Cursor is a commercial AI IDE designed for real-time developer productivity—it integrates AI into the coding flow with a polished GUI and subscription-based access. SWE-agent is a research-grade open-source agent designed for autonomous end-to-end software engineering tasks, particularly resolving GitHub issues without human involvement during execution. Cursor is better when you want an AI co-pilot while actively writing code; SWE-agent is better when you want to fully automate issue resolution, run experiments on AI agent behavior, or build automated software engineering pipelines.

Conclusion

SWE-agent is the right choice over Cursor for developers and researchers who prioritize full transparency, model flexibility, and zero per-seat cost over polished UX. If you're building automated bug-fixing pipelines, studying AI agent behavior, or simply want a fully open-source coding agent you can inspect, modify, and run with any LLM—SWE-agent delivers capabilities that no commercial tool, including Cursor, can match at its price point of free.

Sources

FAQ

Is SWE-agent free?

Yes. SWE-agent itself is completely free and open source under the MIT license. You only pay for the LLM API calls made during runs (to OpenAI, Anthropic, etc.), or use free local models via Ollama. There are no per-seat fees, subscription tiers, or licensing costs for SWE-agent itself.

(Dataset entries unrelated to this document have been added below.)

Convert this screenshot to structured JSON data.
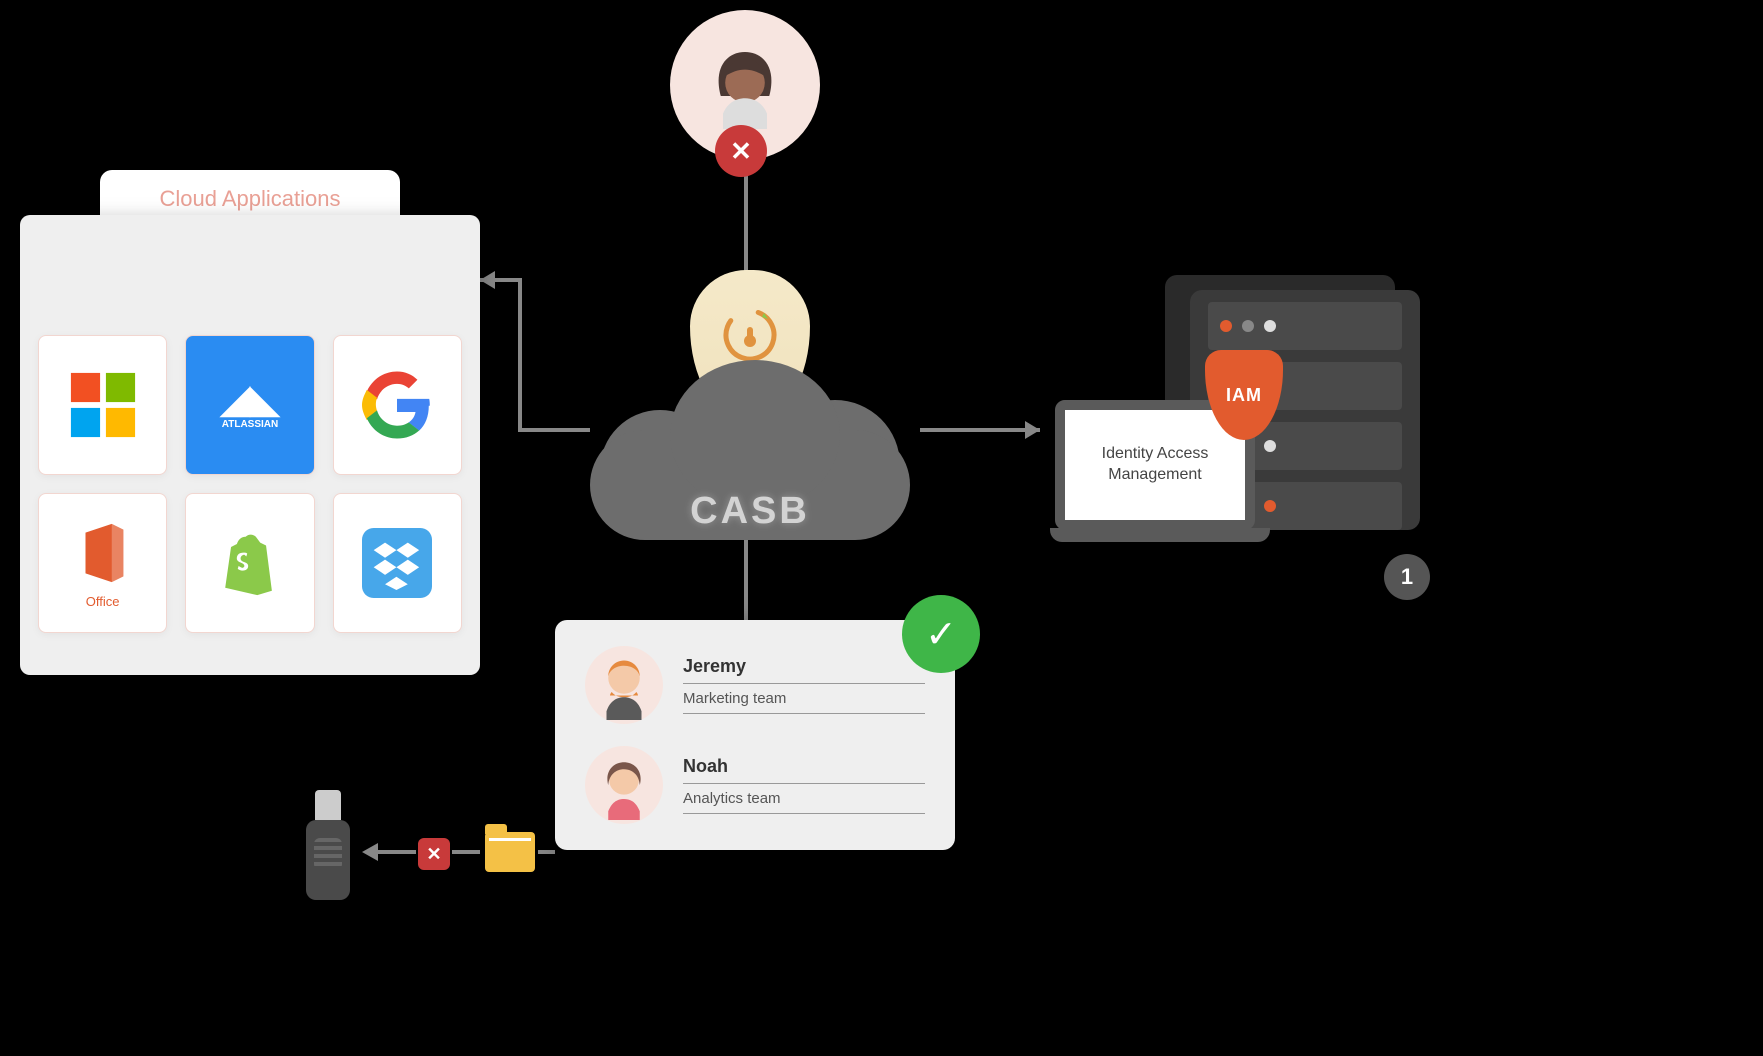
{
  "cloud_apps": {
    "title": "Cloud Applications",
    "apps": [
      "Microsoft",
      "Atlassian",
      "Google",
      "Office",
      "Shopify",
      "Dropbox"
    ],
    "atlassian_label": "ATLASSIAN",
    "office_label": "Office"
  },
  "center": {
    "label": "CASB"
  },
  "top_user": {
    "status": "denied",
    "status_icon": "✕"
  },
  "iam": {
    "panel_text": "Identity Access Management",
    "badge": "IAM",
    "step": "1"
  },
  "users": {
    "status_icon": "✓",
    "list": [
      {
        "name": "Jeremy",
        "team": "Marketing team"
      },
      {
        "name": "Noah",
        "team": "Analytics team"
      }
    ]
  },
  "usb_block": {
    "icon": "✕"
  }
}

Does SWE-agent work with VS Code?

SWE-agent does not have a VS Code extension. It is a command-line tool only. You run it from your terminal, and it outputs file changes that you can then review and commit using any editor or IDE you prefer, including VS Code.

How does SWE-agent compare to Cursor?

Cursor is a commercial AI IDE that assists you in real time as you write code. SWE-agent is an open-source CLI agent that autonomously resolves GitHub issues from start to finish without human intervention during the run. Cursor is better for interactive daily coding; SWE-agent is better for automated, batch, or research-oriented software engineering tasks.

Which LLM models work best with SWE-agent?

Based on published SWE-bench results, GPT-4o and Claude 3.5 Sonnet deliver the strongest performance. For cost-efficiency, GPT-4o mini or smaller Claude models work for simpler tasks. Local models via Ollama (Qwen2.5-Coder, DeepSeek-Coder) are free but typically less capable on complex repository-scale tasks than frontier models.